By Norman Lebrecht on October 23, 2020

LEBRECHT_LISTENS_-Britten-Sinfonia_-feature_image

Britten: Sinfonia da Requiem (DG)

★★★★☆

🎧  Deutsche GrammophonApple Music | Spotify

Like Beethoven’s Mass in C major which is overshadowed by the mighty Missa Solemnis, Benjamin Britten’s Sinfonia da Requiem is sometimes mistaken for the War Requiem although the two works have nothing in common. The Sinfonia, a work for orchestra alone, last just 20 minutes and is riddled with personal ambivalence.

Britten was commissioned to write it in 1939, having recently settled in New York and been exposed to its cosmopolitan lifestyle, so much more colourful than London’s greys. The commission came from the Japanese Government, to mark the 2,600th anniversary of its ruling dynasty. Japan had brutally invaded China. Britten was a pacifist. He told a newspaper reporter, “I’m making it as anti-war as possible.” But he took the fee. The following year he was summoned to the Japanese consulate to be accused of insulting the nation (they did not ask for the money back).

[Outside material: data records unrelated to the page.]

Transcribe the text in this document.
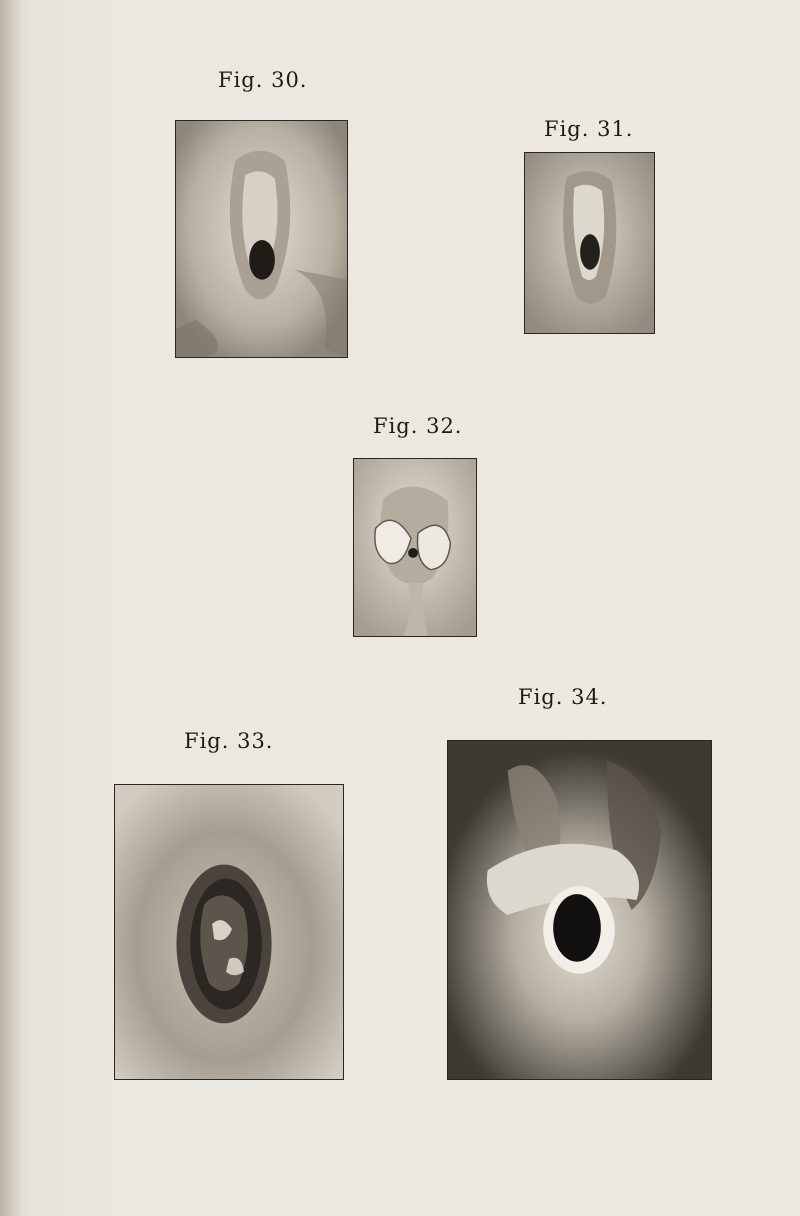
Fig. 30.
Fig. 31.
Fig. 32.
Fig. 33.
Fig. 34.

The work was premiered at Carnegie Hall on Mach 29, 1941 by the New York Philharmonic and its chief conductor John Barbirolli. Its next performance, in Boston, was more important. The conductor Serge Koussevitsky liked it so much that he commissioned Britten to write his first major opera, Peter Grimes. Amid Japan’s entry into the Second World War and his new preoccupation with opera, the Sinfonia da Requiem got sidelined. To this day, it seldom commands centre-stage as a formative work by a brilliant composer in his 20s.

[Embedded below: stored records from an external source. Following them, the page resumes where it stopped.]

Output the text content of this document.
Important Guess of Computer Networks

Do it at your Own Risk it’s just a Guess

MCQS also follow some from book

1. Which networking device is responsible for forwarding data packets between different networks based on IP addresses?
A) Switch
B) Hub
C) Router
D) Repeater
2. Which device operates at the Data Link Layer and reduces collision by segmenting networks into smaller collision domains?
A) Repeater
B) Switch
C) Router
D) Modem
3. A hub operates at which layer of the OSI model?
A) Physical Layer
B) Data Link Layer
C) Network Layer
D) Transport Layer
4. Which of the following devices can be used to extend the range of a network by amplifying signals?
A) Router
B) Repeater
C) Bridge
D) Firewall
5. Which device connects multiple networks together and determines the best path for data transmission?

Cast in two sombre outer movements and an agitated centre, all with Roman Catholic titles, the Sinfonia covers a gamut of moods, from pity to passion. Mahler is an unmissable influence, notably the ninth symphony, while the brass and percussion eruptions belong to Igor Stravinsky, and the atmosphere to wartime fragility and the composer’s moral unease. Britten was living in US comfort while his homeland was being blitzed by the Germans.

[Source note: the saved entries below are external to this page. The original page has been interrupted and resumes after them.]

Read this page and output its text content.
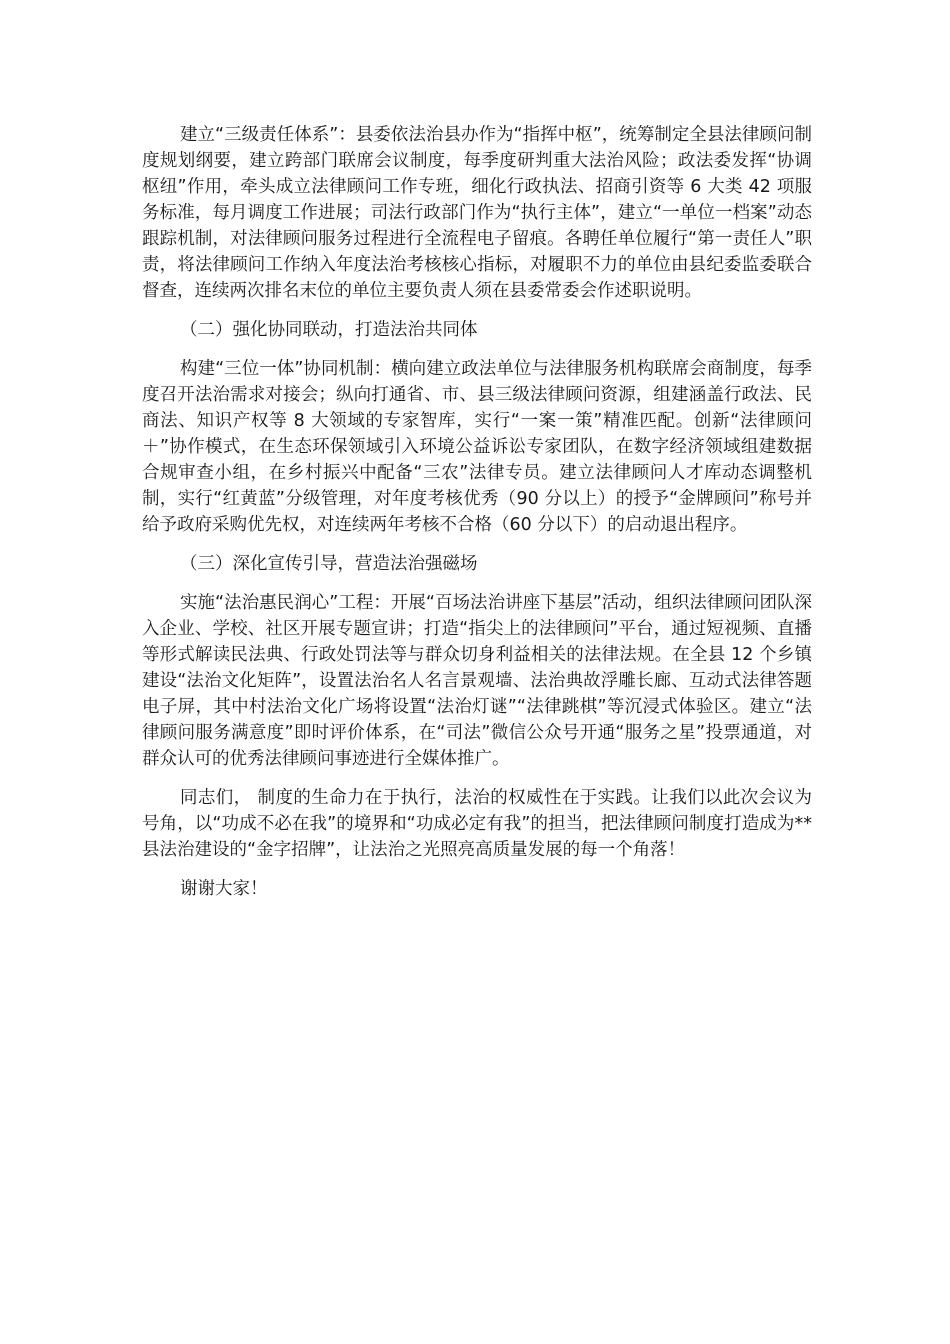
建立“三级责任体系”：县委依法治县办作为“指挥中枢”，统筹制定全县法律顾问制度规划纲要，建立跨部门联席会议制度，每季度研判重大法治风险；政法委发挥“协调枢纽”作用，牵头成立法律顾问工作专班，细化行政执法、招商引资等 6 大类 42 项服务标准，每月调度工作进展；司法行政部门作为“执行主体”，建立“一单位一档案”动态跟踪机制，对法律顾问服务过程进行全流程电子留痕。各聘任单位履行“第一责任人”职责，将法律顾问工作纳入年度法治考核核心指标，对履职不力的单位由县纪委监委联合督查，连续两次排名末位的单位主要负责人须在县委常委会作述职说明。

（二）强化协同联动，打造法治共同体

构建“三位一体”协同机制：横向建立政法单位与法律服务机构联席会商制度，每季度召开法治需求对接会；纵向打通省、市、县三级法律顾问资源，组建涵盖行政法、民商法、知识产权等 8 大领域的专家智库，实行“一案一策”精准匹配。创新“法律顾问＋”协作模式，在生态环保领域引入环境公益诉讼专家团队，在数字经济领域组建数据合规审查小组，在乡村振兴中配备“三农”法律专员。建立法律顾问人才库动态调整机制，实行“红黄蓝”分级管理，对年度考核优秀（90 分以上）的授予“金牌顾问”称号并给予政府采购优先权，对连续两年考核不合格（60 分以下）的启动退出程序。

（三）深化宣传引导，营造法治强磁场

实施“法治惠民润心”工程：开展“百场法治讲座下基层”活动，组织法律顾问团队深入企业、学校、社区开展专题宣讲；打造“指尖上的法律顾问”平台，通过短视频、直播等形式解读民法典、行政处罚法等与群众切身利益相关的法律法规。在全县 12 个乡镇建设“法治文化矩阵”，设置法治名人名言景观墙、法治典故浮雕长廊、互动式法律答题电子屏，其中村法治文化广场将设置“法治灯谜”“法律跳棋”等沉浸式体验区。建立“法律顾问服务满意度”即时评价体系，在“司法”微信公众号开通“服务之星”投票通道，对群众认可的优秀法律顾问事迹进行全媒体推广。

同志们， 制度的生命力在于执行，法治的权威性在于实践。让我们以此次会议为号角，以“功成不必在我”的境界和“功成必定有我”的担当，把法律顾问制度打造成为**县法治建设的“金字招牌”，让法治之光照亮高质量发展的每一个角落！

谢谢大家！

These conflicts are powerfully projected in a hypertense new recording by the City of Birmingham Symphony Orchestra and its Lithuanian music director Mirga Gražinytė-Tyla. Unlike many respectful English performances I have heard, this one reflects life at the edge, its continuance uncertain, its faith flickering to extinction. You are unsure from one bar to the next which way the world will go. It is the least English interpretation I have ever encountered, and all the better for that. Mirga stretches rubato to the point of transparency and admits hints of atonality. Does she sense the composer’s mixed feelings? It’s a completely absorbing narrative, available on instant download from DG.